Find a 35mm photo of the same station at anything approaching a comparable angle, or ships. Compare this downscaled photo of DS9 next to the 3:10 freeze-frame.
https://imgur.com/gallery/BaaIT/comment/955550109
https://www.christies.com/lot/lot-deep-space-nine-model-4780057/?
Or any still image 35mm photo of the station at close range. The real model is tons more intricate. Topaz AI, et al, still won't pick up all of that.

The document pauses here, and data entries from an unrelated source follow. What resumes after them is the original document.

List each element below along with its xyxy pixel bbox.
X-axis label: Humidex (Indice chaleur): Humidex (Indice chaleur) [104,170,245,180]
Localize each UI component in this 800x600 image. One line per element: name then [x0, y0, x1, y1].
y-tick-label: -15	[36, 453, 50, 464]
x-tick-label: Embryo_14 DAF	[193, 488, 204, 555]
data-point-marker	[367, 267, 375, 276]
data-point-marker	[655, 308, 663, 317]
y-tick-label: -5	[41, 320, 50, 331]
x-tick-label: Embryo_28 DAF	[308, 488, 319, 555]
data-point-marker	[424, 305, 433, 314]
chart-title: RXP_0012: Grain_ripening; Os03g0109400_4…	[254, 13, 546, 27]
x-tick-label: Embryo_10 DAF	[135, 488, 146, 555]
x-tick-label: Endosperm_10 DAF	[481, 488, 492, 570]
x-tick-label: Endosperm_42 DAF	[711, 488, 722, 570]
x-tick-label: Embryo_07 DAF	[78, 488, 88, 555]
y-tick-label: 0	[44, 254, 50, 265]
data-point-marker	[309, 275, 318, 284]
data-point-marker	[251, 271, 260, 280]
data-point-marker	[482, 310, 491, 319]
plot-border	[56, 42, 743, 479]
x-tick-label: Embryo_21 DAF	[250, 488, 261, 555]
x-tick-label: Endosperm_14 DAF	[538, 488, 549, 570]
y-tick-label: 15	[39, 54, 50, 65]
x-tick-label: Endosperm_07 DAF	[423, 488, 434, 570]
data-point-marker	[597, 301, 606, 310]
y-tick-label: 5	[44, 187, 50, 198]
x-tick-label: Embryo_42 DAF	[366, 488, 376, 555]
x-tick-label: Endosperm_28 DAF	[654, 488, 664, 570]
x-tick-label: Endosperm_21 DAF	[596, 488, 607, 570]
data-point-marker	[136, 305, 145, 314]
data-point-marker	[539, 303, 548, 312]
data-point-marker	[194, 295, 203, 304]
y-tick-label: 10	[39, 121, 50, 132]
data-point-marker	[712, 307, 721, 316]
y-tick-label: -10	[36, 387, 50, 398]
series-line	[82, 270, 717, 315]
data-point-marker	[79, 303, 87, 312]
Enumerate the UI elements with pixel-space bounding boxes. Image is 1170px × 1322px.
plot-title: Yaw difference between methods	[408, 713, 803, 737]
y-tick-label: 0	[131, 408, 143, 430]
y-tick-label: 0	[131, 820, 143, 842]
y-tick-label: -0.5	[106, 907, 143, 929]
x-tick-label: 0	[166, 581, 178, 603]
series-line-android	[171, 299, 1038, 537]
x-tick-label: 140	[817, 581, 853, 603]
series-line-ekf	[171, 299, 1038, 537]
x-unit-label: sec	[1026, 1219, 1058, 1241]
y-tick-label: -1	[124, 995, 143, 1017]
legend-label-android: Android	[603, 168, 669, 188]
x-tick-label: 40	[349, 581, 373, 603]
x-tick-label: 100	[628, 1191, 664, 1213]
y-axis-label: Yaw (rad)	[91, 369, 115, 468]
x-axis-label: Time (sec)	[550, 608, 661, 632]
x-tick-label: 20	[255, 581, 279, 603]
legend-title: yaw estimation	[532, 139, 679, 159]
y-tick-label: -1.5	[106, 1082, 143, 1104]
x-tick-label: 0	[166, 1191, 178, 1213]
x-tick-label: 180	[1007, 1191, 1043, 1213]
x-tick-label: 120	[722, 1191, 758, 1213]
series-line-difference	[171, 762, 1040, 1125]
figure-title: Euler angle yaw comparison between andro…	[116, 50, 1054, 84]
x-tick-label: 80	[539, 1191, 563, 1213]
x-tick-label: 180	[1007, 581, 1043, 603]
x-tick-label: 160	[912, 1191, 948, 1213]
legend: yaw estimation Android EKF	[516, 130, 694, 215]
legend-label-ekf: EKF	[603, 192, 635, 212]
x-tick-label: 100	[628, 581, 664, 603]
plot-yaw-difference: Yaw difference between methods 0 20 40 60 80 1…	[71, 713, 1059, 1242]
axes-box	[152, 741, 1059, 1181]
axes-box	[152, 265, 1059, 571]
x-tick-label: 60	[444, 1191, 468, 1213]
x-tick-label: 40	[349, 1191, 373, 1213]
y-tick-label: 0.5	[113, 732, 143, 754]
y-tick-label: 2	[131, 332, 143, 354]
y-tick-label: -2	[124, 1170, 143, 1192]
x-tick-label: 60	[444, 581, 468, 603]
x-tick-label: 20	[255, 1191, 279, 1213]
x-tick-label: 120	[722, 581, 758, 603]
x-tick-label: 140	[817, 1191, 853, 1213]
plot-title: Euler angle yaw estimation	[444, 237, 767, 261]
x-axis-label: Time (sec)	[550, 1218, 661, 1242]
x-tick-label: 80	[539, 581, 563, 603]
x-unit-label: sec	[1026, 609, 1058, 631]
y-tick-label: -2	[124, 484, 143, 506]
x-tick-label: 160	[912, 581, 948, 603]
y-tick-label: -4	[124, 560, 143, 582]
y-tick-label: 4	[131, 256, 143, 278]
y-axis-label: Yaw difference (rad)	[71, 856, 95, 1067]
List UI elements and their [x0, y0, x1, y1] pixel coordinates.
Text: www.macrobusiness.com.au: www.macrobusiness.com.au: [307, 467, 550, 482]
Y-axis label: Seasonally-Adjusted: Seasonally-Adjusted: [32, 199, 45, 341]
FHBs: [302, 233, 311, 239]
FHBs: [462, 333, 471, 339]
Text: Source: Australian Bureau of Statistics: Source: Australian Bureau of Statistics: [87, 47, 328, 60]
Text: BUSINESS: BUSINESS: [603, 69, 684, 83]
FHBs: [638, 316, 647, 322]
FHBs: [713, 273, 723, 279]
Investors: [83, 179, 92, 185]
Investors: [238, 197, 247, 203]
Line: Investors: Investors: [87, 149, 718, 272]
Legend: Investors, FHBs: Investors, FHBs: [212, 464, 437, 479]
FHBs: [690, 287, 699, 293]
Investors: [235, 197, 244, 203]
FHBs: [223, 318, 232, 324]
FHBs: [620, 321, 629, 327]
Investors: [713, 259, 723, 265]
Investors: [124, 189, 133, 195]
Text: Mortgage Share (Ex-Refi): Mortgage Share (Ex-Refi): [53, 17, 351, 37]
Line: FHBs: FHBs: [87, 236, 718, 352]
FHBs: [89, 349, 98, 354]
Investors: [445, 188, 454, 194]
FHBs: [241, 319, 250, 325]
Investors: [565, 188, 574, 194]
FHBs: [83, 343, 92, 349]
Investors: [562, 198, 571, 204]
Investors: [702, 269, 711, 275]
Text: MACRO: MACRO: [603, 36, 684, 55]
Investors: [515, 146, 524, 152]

The youtube video is another "more of the same" as this:
https://trekmovie.com/2019/03/15/star-trek-fan-tests-using-ai-upscaling-on-deep-space-nine-clips/
Another attempt at upscaling... Note the starship being blurry as everything.... and the station looks like a big bowl of wax fruit.
It all looks like the usual sort of edge enhancement with overdone edges, mushy innards, overblown halos around edges, very waxy/glossy/plasticky appearance and typical of these techniques. Not anything approaching genuine 4K/5K/whateverK. The level of post-processing compression certainly doesn't help matters. They can remap an image from a lower resolution to a higher one, but adding proportional detail is simply. not. there. Not when going from interlaced 240P (480i), deinterlaced to 480P, then streteched to something like 9x its original deinterlaced size. Or rather, 5K is 14,745,600 pixels combined. 480P is comprised of only 345,600.
Gamut shifting and minimizing bloom or crush is one thing, but from dozens of these sorts of videos the underlying core issue of "Never The Same Color" (or "NTSC" for short, as engineers of the time sardonically called it) still remain present.
All one need to is to find a proper 35mm scanned image, then take the same frame and do the upscale game. Place them side by side and the results will be crystal clear. Or go a step farther and take both frames and downscale them to 480p. Either which way, the result is the same. (Downscaling also strips detail and would make both images look more similar, but telltale signs will still exist.)
Upscaling is nowhere near in the same league as going back to the higher definition source material. We've all seen photos of models, which are models but don't look like waxy cartoons.